Belçika ekibine karşı dün geceki maç için teknik direktör Okan Buruk'a kızmıyorum da, kendisini eleştirmiyorum da. Kulübesinde bir tane oyuna etki edecek futbolcusu yoktu, sadece gençler vardı. Osimhen, Lemina, Singo ve Yunus olmak üzere çok önemli dört futbolcun oynamayınca takımın da düzeni bozuluyor.
İlkay sakatlıktan yeni çıktı, dün gece hiç yoktu. Hocanın kulübede onun yerine alacağı futbolcu da yok. Barış Alper ve Leroy Sane öyle marke edildiler ki, nefes alamadılar. Etkileri sıfırdı. Icardi maçın tamamında topla bir kere buluştu. O vurduğu top da direğin yanından auta gitti. Orta sahada Sara ve Torreira hep savaşan futbolculardı. Takımlarını ayakta tutmaya çalıştılar.
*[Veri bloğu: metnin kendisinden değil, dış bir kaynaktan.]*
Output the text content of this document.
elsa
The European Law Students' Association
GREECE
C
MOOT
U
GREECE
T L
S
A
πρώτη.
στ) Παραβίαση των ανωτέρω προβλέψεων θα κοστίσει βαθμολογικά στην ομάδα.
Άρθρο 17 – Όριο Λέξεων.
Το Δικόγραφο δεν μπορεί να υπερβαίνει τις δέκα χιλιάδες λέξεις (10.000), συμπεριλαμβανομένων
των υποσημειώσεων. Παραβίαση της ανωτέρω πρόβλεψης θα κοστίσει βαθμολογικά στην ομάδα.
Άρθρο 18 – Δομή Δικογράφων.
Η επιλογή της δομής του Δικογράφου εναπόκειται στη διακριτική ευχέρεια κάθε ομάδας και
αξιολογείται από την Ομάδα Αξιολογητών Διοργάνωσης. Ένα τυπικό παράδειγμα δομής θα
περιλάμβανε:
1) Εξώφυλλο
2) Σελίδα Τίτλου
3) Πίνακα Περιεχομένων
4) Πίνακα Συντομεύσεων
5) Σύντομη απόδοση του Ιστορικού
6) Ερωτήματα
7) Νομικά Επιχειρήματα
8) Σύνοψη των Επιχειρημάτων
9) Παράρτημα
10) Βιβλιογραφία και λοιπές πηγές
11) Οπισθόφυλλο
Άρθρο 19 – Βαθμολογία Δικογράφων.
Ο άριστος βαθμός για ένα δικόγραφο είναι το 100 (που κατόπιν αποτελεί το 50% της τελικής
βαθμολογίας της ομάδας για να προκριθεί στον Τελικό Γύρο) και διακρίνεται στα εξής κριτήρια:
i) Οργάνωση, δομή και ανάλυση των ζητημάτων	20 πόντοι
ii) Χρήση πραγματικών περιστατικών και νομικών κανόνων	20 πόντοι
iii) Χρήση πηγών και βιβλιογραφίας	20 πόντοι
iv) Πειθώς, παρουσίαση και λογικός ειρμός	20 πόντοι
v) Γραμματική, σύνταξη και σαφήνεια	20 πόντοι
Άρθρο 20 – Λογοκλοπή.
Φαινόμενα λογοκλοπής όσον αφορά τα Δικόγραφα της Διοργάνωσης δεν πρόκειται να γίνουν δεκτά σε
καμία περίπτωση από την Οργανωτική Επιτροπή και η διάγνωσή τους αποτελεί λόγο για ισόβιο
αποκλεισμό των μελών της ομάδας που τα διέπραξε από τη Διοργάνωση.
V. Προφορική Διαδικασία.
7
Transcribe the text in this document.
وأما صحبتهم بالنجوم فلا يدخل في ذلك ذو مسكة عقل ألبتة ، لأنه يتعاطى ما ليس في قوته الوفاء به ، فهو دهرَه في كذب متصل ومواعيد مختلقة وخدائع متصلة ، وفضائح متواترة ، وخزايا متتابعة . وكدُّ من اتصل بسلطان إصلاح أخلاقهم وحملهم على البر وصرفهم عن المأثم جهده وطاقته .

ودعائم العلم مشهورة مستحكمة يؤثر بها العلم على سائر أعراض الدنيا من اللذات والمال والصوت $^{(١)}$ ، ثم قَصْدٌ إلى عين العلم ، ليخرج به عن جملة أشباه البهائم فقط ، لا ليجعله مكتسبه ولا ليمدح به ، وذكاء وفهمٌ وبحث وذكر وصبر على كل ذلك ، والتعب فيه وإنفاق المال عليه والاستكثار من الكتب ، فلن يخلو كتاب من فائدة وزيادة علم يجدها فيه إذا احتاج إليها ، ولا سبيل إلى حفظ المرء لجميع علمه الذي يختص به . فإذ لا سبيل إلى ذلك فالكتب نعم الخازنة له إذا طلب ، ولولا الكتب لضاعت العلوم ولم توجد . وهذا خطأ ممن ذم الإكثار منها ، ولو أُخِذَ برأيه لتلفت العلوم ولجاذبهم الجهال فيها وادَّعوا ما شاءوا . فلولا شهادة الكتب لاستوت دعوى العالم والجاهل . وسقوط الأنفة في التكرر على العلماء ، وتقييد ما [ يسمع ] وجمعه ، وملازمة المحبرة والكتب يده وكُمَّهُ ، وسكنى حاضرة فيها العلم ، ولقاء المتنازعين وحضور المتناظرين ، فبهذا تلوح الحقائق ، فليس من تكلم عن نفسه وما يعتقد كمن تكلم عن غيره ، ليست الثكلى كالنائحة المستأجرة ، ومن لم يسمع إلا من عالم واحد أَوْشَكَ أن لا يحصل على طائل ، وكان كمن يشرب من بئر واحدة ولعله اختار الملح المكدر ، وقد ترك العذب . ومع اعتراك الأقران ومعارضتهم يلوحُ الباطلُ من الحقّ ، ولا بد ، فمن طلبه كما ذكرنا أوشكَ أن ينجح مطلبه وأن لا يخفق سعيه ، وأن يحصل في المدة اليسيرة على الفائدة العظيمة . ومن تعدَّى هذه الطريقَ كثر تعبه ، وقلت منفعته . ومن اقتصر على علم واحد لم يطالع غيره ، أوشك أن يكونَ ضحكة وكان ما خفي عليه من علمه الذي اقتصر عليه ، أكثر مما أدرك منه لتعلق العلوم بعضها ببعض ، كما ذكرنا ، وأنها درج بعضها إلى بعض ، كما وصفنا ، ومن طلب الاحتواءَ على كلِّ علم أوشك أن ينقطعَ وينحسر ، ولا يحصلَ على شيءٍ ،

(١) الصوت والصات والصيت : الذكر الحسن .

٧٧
Rakip takım çok atletik, iyi mücadele eden ve baskı yapan bir takım. Galatasaray geriden oyun kurmakta maç boyunca zorlandı. O fizik mücadeleyi sahaya koyamadı. Torreira rakip atakları kesmek için uğraştı, Sara hem rakibi karşıladı hem de gol atmak için hücuma çıktı. İki tane de gol vuruşu yaptı, olmadı. Sallai sağ bekte iki kişilik oynuyor, gidiyor-geliyor, bir futbolcu ne yapması gerekirse bunun fazlasını yapıyor. Ne var ki maalesef; Macar futbolcuya ayak uyduracak hiç bir arkadaşı da yok.